Blueberry Avocado Muffins: Tara Tested, Tara, Roommate, Colleagues  and Parents approved! I was worried these muffins would look super green or taste funny because of the avocado, but you couldn’t hardly tell that it was a main ingredient. Everyone at worked loved the muffins and learning about the brain benefits of blueberries and avocado. Who knew the two would go together so well in recipe?! I was able to snag a muffin each for my parents to try – my mother was skeptical and exclaimed “Eww” when I first told her what recipe I was going to try. I couldn’t wait to show her, and without a doubt she loved them! The muffins were very moist and hearty – not super cake-like, and the streusel topping definitely added an extra sweet touch. If you are looking for a healthier muffin recipe with some brain boosting benefits definitely give this recipe a try! Perfect for a Mother’s Day brunch!

Sunday Morning Boot Camp

BootCamp
One of the perks of waking up early on a Sunday morning is making it to the early fitness classes at LA Fitness. This morning I gave the 8:30 am Boot Camp class a shot! I arrived a few minutes early to set up my area – I followed what everyone else was doing and grabbed a yoga mat, an aerobic step bench, and two sets of dumbbells. The class was pretty full with a great mix of people, older couples, younger adults, men and women alike. I didn’t know what to expect. When I hear “Boot Camp” I think of push-ups, jumping jacks, and sit-ups until you pass out – not with this class. This class worked your entire body, utilizing the step with almost each move and incorporating moves for your arms and shoulders as well. A happy medium between boot camp and aerobics! Our instructor John was great, demonstrating the moves, yelling to keep going, and walking around the class making sure no one quit. He also had a solid playlist which is crucial. The squats we did towards the end of the session really pushed me to the limit; I felt the burn for sure! After about an hour of non-stop working and dripping with sweat, we stretched and cooled down. I feel great now and would definitely go back to that class again – we’ll just have to wait and see if I am able to lift my arms over my head come tomorrow morning 😉
Sunday Morning Boot Camp: Tara Tested, Tara Approved!

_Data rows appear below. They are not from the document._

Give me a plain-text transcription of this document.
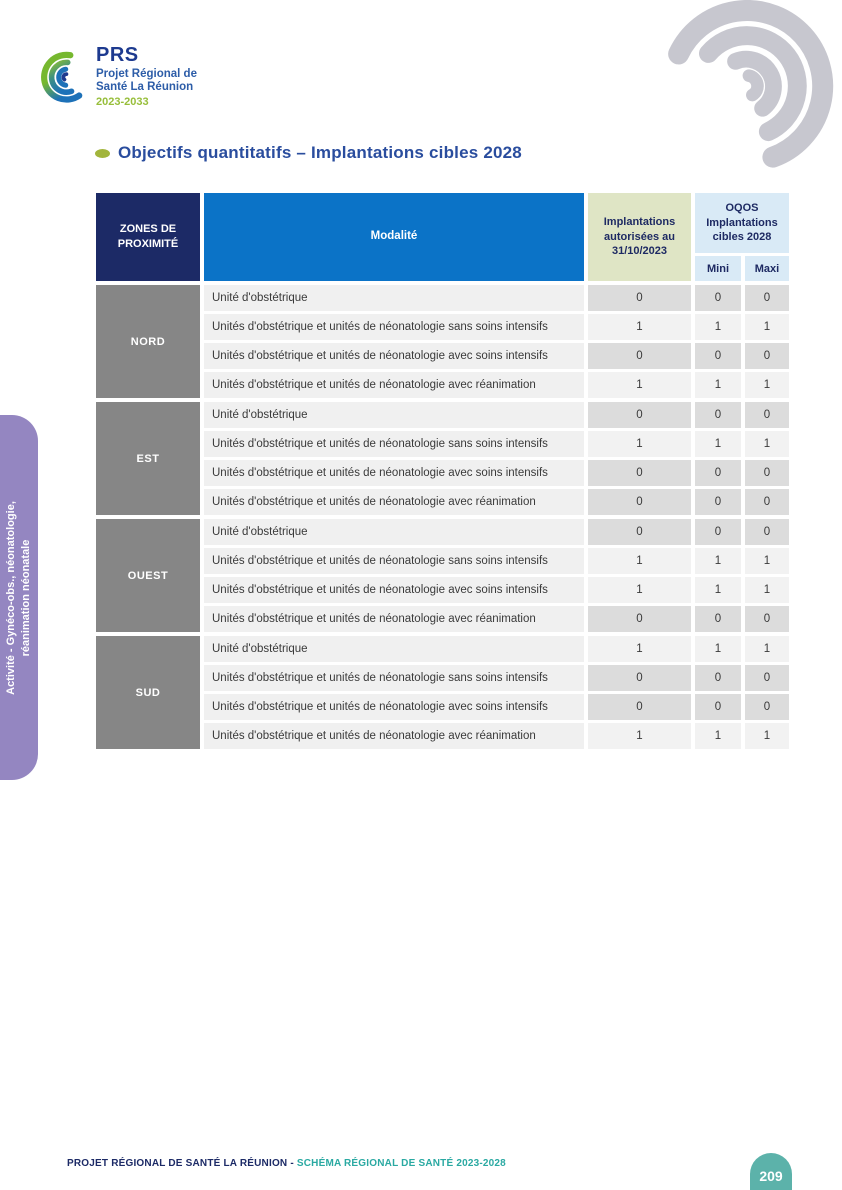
PRS
Projet Régional de
Santé La Réunion
2023-2033
Activité - Gynéco-obs., néonatologie, réanimation néonatale
Objectifs quantitatifs – Implantations cibles 2028
ZONES DE PROXIMITÉ
Modalité
Implantations autorisées au 31/10/2023
OQOS Implantations cibles 2028
Mini	Maxi
NORD
Unité d'obstétrique	0	0	0
Unités d'obstétrique et unités de néonatologie sans soins intensifs	1	1	1
Unités d'obstétrique et unités de néonatologie avec soins intensifs	0	0	0
Unités d'obstétrique et unités de néonatologie avec réanimation	1	1	1
EST
Unité d'obstétrique	0	0	0
Unités d'obstétrique et unités de néonatologie sans soins intensifs	1	1	1
Unités d'obstétrique et unités de néonatologie avec soins intensifs	0	0	0
Unités d'obstétrique et unités de néonatologie avec réanimation	0	0	0
OUEST
Unité d'obstétrique	0	0	0
Unités d'obstétrique et unités de néonatologie sans soins intensifs	1	1	1
Unités d'obstétrique et unités de néonatologie avec soins intensifs	1	1	1
Unités d'obstétrique et unités de néonatologie avec réanimation	0	0	0
SUD
Unité d'obstétrique	1	1	1
Unités d'obstétrique et unités de néonatologie sans soins intensifs	0	0	0
Unités d'obstétrique et unités de néonatologie avec soins intensifs	0	0	0
Unités d'obstétrique et unités de néonatologie avec réanimation	1	1	1
PROJET RÉGIONAL DE SANTÉ LA RÉUNION - SCHÉMA RÉGIONAL DE SANTÉ 2023-2028
209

This class gets a 10 out of 10! It is a great way to start the day, especially at the end of the weekend when you may be feeling guilty about Friday and Saturday night indulgences. Just an hour out of your morning and you have the rest of the day to feel great knowing you kicked butt (yes, kicking your own butt). I want to try every group fitness class while I have a membership to LA Fitness, so stay tuned for more workout reviews!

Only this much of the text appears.